Die etwa 30 Mitglieder planen ihr Gemeinschaftsprojekt auch aus der Überzeugung heraus, dass sich generell etwas ändern muss, nicht nur bei den Preisen fürs Wohnen: "Ich lebe in einem wunderschönen Eigenheim", sagt Vorstandsmitglied Willi Jung (52). Er mache aber bei dem Wohnprojekt mit, weil er glaube "dass uns solche Konzepte als Gesellschaft weiterbringen".

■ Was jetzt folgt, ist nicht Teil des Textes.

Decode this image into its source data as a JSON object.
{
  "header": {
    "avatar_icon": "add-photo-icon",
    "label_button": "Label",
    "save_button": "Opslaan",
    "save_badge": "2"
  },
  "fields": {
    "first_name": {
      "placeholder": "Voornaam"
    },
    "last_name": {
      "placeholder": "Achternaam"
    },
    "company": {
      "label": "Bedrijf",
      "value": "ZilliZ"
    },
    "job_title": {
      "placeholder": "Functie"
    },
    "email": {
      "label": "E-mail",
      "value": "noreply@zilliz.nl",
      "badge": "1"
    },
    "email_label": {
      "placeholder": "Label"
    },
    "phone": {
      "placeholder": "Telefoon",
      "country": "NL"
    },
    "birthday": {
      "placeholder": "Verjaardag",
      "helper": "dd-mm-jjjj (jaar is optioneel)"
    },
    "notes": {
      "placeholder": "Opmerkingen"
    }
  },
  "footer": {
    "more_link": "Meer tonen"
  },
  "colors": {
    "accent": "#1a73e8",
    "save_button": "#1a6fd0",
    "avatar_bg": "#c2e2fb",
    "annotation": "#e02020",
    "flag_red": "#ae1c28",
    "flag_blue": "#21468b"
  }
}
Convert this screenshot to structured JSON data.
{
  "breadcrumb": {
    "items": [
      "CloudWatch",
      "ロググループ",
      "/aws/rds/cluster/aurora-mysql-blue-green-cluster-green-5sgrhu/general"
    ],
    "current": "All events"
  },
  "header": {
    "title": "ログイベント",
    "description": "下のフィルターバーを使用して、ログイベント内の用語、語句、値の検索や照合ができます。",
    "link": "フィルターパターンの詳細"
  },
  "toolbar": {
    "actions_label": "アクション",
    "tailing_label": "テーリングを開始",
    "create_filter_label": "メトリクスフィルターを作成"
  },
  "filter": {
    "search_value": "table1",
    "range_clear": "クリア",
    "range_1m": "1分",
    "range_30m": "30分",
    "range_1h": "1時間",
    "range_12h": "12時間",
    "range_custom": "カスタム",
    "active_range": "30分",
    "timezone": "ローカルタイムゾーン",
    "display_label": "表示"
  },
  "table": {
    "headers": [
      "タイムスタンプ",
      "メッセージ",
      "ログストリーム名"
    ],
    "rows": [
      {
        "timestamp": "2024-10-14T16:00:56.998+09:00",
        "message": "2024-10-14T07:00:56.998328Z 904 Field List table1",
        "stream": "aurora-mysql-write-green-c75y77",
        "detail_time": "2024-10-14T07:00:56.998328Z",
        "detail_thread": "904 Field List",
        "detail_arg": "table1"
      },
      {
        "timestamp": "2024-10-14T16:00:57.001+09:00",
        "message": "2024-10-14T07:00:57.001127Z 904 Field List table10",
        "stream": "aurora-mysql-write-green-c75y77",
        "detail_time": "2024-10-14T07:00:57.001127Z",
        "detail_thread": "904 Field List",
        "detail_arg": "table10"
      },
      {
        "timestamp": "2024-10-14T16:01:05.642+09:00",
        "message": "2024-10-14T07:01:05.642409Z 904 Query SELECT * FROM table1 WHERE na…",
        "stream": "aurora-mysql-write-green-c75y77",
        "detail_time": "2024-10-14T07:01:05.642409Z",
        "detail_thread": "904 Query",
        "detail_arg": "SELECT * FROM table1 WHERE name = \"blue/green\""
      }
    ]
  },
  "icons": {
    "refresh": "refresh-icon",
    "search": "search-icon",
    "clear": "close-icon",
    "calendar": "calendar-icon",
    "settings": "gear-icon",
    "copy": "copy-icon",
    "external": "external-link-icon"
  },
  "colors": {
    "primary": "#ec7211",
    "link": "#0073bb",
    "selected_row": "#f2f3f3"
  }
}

Trend zeigt sich auch auf dem Land

Die Wetzlarer sind mit ihren Ideen nicht allein. Das Interesse am gemeinsamen Wohnen steigt. Das sei bundesweit zu beobachten und nicht nur in den Städten, sondern auch auf dem Land, sagt Birgit Kasper, die Leiterin der Koordinations- und Beratungsstelle beim "Netzwerk Frankfurt für gemeinschaftliches Wohnen". Das Netzwerk zählte demnach vor zehn Jahren in der Mainmetropole und Umgebung noch 14 solcher Initiativen und Projekte, mittlerweile über 80.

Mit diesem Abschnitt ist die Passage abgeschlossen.